Linke Antwort notwendig

  1. Unmut und Wut sind am zunehmen. Das ist nicht per se schlecht, sondern kann im Gegenteil der Stoff sein mit dem das Feuer unterm Hintern der Bourgeoisie entfacht wird. Die „Wir sitzen alle im selben Boot“-Logik (auch bekannt als „geht’s der Wirtschaft gut, geht’s uns allen gut“) greift immer weniger. Die Unterschiede zwischen oben und unten, ihnen und uns, ArbeiterInnenklasse und Kapital werden nicht nur sichtbarer, sondern auch stärker wahrgenommen. Auch in den Mittelschichten gärt es angesichts einer düsteren Perspektive für die Zukunft.

  2. Aktuell entwickelt diese Stimmung auch kapitalismuskritische Züge. Ausdruck davon ist z.B. die starke Ablehnung von CETA und TTIP. Doch aufgrund von Jahrzehnten der Sozialpartnerschaft und der Klassenkollaboration ist das Klassenbewußtsein schwach bzw. verkümmert. Darum können auch rechte Kräfte diese Stimmung der Unzufriedenheit aufgreifen. Dass ein kleinbürgerlicher Wirrkopf wie Düringer, der selbst in der Flüchtlingshilfe aktiv ist, im Bündnis mit Rechtskonservativen und Rechtsextremen landet, ist Ausdruck des Fehlens einer linken Alternative.

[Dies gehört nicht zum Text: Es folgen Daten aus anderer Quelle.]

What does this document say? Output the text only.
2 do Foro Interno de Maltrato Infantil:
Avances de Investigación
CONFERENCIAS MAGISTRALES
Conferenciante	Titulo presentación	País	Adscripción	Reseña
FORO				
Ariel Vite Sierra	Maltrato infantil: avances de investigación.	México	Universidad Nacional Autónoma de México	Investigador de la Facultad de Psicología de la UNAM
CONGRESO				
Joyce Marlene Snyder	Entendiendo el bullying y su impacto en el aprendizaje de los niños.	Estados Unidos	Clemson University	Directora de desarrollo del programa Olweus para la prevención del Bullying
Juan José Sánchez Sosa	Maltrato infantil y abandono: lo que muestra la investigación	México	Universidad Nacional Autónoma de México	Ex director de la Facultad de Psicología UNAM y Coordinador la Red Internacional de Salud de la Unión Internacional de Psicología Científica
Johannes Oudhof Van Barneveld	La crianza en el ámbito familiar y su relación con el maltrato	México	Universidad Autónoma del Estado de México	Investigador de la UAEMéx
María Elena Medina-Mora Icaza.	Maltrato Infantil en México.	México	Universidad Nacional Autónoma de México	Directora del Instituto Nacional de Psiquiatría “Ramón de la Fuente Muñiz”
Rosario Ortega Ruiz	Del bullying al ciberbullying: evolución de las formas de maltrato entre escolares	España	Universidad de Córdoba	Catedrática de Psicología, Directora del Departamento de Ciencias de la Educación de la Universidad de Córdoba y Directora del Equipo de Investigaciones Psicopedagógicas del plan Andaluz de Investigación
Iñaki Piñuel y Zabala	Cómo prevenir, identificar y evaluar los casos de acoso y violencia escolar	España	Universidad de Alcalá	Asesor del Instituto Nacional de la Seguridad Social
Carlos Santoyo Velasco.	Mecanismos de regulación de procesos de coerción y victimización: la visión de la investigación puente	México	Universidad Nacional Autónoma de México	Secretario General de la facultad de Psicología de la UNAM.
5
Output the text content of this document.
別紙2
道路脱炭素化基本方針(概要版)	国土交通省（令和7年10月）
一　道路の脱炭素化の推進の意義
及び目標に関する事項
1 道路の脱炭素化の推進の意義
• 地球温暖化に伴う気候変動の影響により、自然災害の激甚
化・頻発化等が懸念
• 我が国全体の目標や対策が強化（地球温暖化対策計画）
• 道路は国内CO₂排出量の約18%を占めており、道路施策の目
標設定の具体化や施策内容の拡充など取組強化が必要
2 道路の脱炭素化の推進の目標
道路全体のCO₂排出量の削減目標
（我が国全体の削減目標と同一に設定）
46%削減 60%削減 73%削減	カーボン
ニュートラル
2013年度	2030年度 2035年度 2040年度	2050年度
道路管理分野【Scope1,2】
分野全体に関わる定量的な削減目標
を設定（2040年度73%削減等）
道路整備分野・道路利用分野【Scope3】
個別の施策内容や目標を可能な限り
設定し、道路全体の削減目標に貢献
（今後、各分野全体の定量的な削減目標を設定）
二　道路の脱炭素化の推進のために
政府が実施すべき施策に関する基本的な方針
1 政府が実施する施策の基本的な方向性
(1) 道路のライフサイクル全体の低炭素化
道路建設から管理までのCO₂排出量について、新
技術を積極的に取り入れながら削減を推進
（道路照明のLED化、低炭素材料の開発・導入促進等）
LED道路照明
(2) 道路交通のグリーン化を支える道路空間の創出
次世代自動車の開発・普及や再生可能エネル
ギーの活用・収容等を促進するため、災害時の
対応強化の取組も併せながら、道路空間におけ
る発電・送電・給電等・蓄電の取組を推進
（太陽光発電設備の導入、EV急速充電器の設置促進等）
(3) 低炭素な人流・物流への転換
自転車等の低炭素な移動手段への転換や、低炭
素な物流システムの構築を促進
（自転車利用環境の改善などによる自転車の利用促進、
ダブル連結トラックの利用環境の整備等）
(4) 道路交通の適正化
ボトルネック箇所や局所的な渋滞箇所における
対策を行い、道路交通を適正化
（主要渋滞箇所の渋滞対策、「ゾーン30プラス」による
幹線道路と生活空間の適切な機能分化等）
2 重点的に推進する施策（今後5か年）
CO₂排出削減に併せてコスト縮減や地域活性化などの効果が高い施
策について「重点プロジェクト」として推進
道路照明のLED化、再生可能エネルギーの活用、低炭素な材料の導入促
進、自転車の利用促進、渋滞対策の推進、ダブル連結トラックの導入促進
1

  3. Die FPÖ hält sich vor der Bundespräsidentschaftswahl im Dezember sichtlich zurück und versucht, keine neuen Skandale zu produzieren. Doch ein Präsident Hofer in 1-2 Jahren in Kombination mit einem Kanzler Strache ist eine reale Gefahr. Eine Gefahr, die vielen Menschen Angst macht. Denn die zunehmenden rassistischen Übergriffe, die Präsenz von rechter Gewalt und Drohungen sind längst kein Randthema mehr. In den Wochen vor der Bundespräsidentschaftswahl wird daher die Polarisierung wieder zunehmen. Wenn allerdings kein neuer Skandal aufkommt, wird diese nicht das Level von vor der ersten 2. Runde erreichen, da (die) Wahlen als zunehmend entbehrbar wahrgenommen werden. Wenn Van der Bellen gewählt wird, bedeutet das eine Fortsetzung der aktuellen Politik sowie eine kleine Atempause, um den Aufbau einer neuen politischen Kraft voran zu treiben. Auch wenn Hofer gewählt werden sollte, bedeutet das nicht den Untergang, sondern eine Beschleunigung von rassistischer und neoliberaler (Kürzungs-)Politik. Der Aufbau einer linken Alternative zu Rechtsextremismus und etablierten Parteien ist dann um so dringlicher.